Verfassung ist für mich auch eine inhaltliche Werte-ordnung für Staat und Gesellschaft. Spätestens seit der Übernahme der Menschenrechtskonvention in die Österreichische Verfassung (1964) und der Entscheidung des Verfassungsgerichtshofes (2012), dass die EU-Grundrechtecharta (in Kraft seit 1.12.2009) von ihm als Norm für die Verfas-sungskonformität österreichischer Gesetze herangezogen wird, ist klar, dass der öster-reichischen Verfassung auch eine besondere Werte-ordnung zu Grunde liegt. Bemerkenswert ist dabei, dass die Frage, ob die Würde des Menschen beispielsweise auch beim Sterben verletzt wird, von europäischen Richtern beurteilt wird und nicht in Österreich.

Dies deswegen, weil Österreich im Gegensatz zu Deutschland und der Europäischen Grundrechte-charta in seiner Verfassung keinen Schutz der Würde des Menschen vorsieht. Für mich ist es daher ein Gebot der Stunde, dass sich nicht nur der österreichische Verfassungsgesetzgeber, sondern noch mehr die österreichische Gesellschaft mit den Werten des Zusammenlebens auseinandersetzt. In anderen Staaten ist es selbstverständlich, dass die Gesellschaft ihre Grund- und Freiheitsrechte in der Verfassung kennt und einfordert. Wir dürfen diese Diskussion nicht nur den Juristen überlassen, welche sich immer gerne eine entpolitisierte Verfassung wünschen, weil das ihr Pouvoir stärkt.

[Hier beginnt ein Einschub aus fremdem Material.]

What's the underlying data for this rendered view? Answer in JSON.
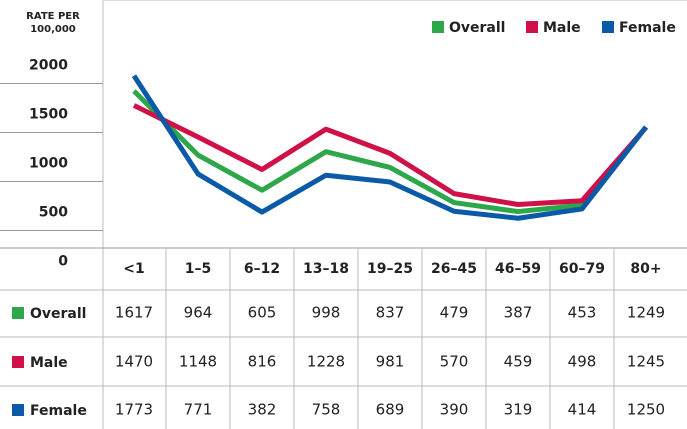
{
  "chart_data": {
    "type": "line",
    "y_label": "RATE PER 100,000",
    "categories": [
      "<1",
      "1–5",
      "6–12",
      "13–18",
      "19–25",
      "26–45",
      "46–59",
      "60–79",
      "80+"
    ],
    "series": [
      {
        "name": "Overall",
        "color": "#2ea64a",
        "values": [
          1617,
          964,
          605,
          998,
          837,
          479,
          387,
          453,
          1249
        ]
      },
      {
        "name": "Male",
        "color": "#cf1148",
        "values": [
          1470,
          1148,
          816,
          1228,
          981,
          570,
          459,
          498,
          1245
        ]
      },
      {
        "name": "Female",
        "color": "#0b5aa8",
        "values": [
          1773,
          771,
          382,
          758,
          689,
          390,
          319,
          414,
          1250
        ]
      }
    ],
    "ylim": [
      0,
      2000
    ],
    "yticks": [
      0,
      500,
      1000,
      1500,
      2000
    ],
    "legend": "top-right"
  }
}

Ich will eine Verfassung von und für die Österreicherinnen und Österreicher, welche das Zusammenleben in ihrer Werteordnung regelt. So würde ich z.B. gerne die Würde des Menschen (siehe Artikel 1 der EU-Grundrechtecharta) nicht nur über ein internationales Regelwerk, sondern auch ausdrücklich über eine explizite Bestimmung in der österreichischen Verfassung zur Anwendung gelangen lassen. Es ist daher notwendig, im Rahmen der Diskussion über ein würdevolles Sterben auch darüber zu reden, in welcher Weise die Verfassung ein würdevolles Sterben, ein würdevolles Altern, etc. schützen kann.

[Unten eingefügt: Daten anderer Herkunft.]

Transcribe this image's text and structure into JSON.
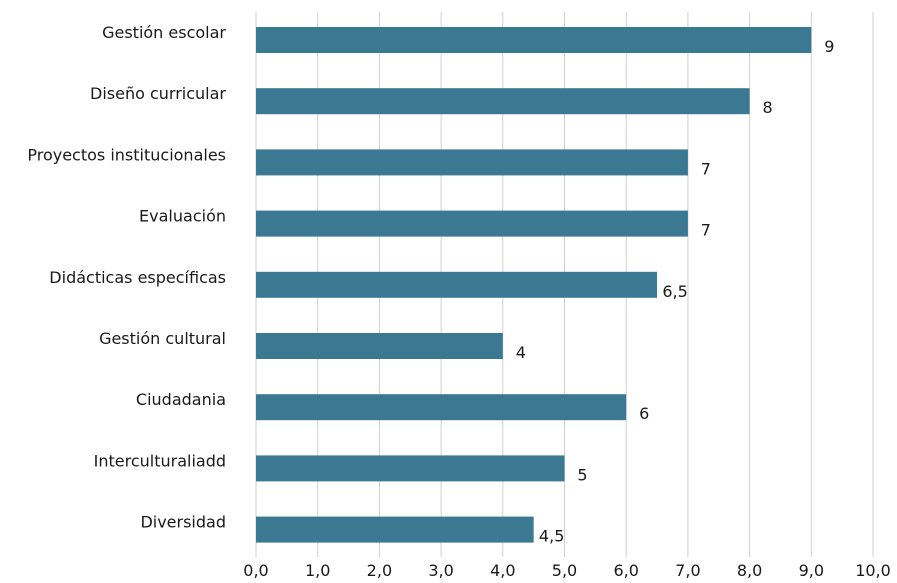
{
  "chart_data": {
    "type": "bar",
    "orientation": "horizontal",
    "categories": [
      "Gestión escolar",
      "Diseño curricular",
      "Proyectos institucionales ",
      "Evaluación",
      "Didácticas específicas ",
      "Gestión cultural",
      "Ciudadania",
      "Interculturaliadd",
      "Diversidad"
    ],
    "values": [
      9,
      8,
      7,
      7,
      6.5,
      4,
      6,
      5,
      4.5
    ],
    "data_labels": [
      "9",
      "8",
      "7",
      "7",
      "6,5",
      "4",
      "6",
      "5",
      "4,5"
    ],
    "xlim": [
      0,
      10
    ],
    "x_ticks": [
      "0,0",
      "1,0",
      "2,0",
      "3,0",
      "4,0",
      "5,0",
      "6,0",
      "7,0",
      "8,0",
      "9,0",
      "10,0"
    ],
    "grid": true,
    "legend": "none",
    "colors": {
      "bar": "#3b7891"
    },
    "title": "",
    "xlabel": "",
    "ylabel": ""
  }
}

Auf dieser Website erwähnte Studien belegen, dass die Legalisierung der Tötung auf Verlangen in anderen Ländern zur Tötung von Menschen geführt hat, deren Zustimmung zu dieser Tötung nicht vorlag, oder nicht freiwillig erfolgte. Dieses Risiko einzugehen, verbietet mir aber mein humanistisches Weltbild, nach dem ein menschliches Leben nicht relativierbar ist.

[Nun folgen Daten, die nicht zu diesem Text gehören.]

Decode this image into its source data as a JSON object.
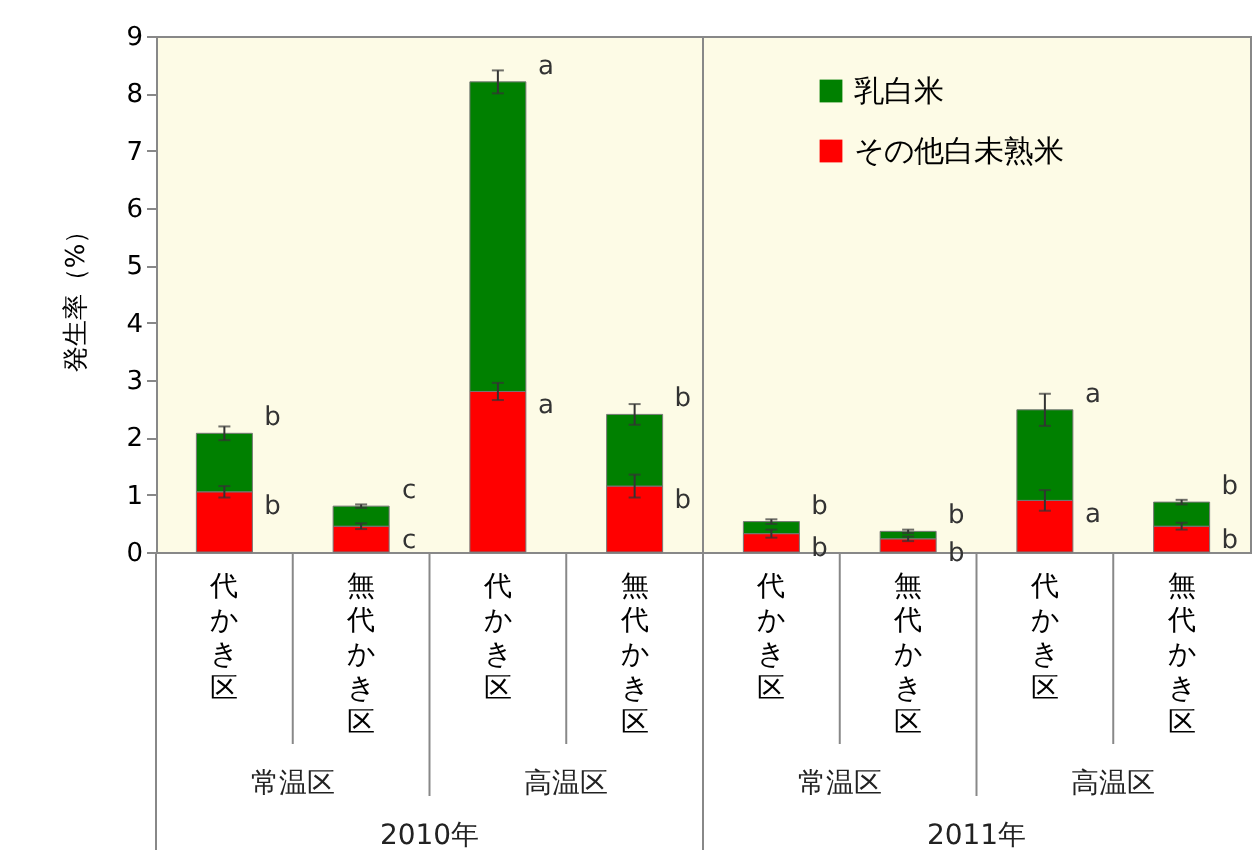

Daher müssen wir alle Möglichkeiten, auch die des Schutzes durch die Verfassung, in dieser Diskussion heranziehen. Denn sie ist kein Selbstzweck, sondern ein Mittel, um die Grundrechte und das Zusammenleben in Österreich zu sichern. Zu dieser Diskussion lade ich alle interessierten Menschen ein!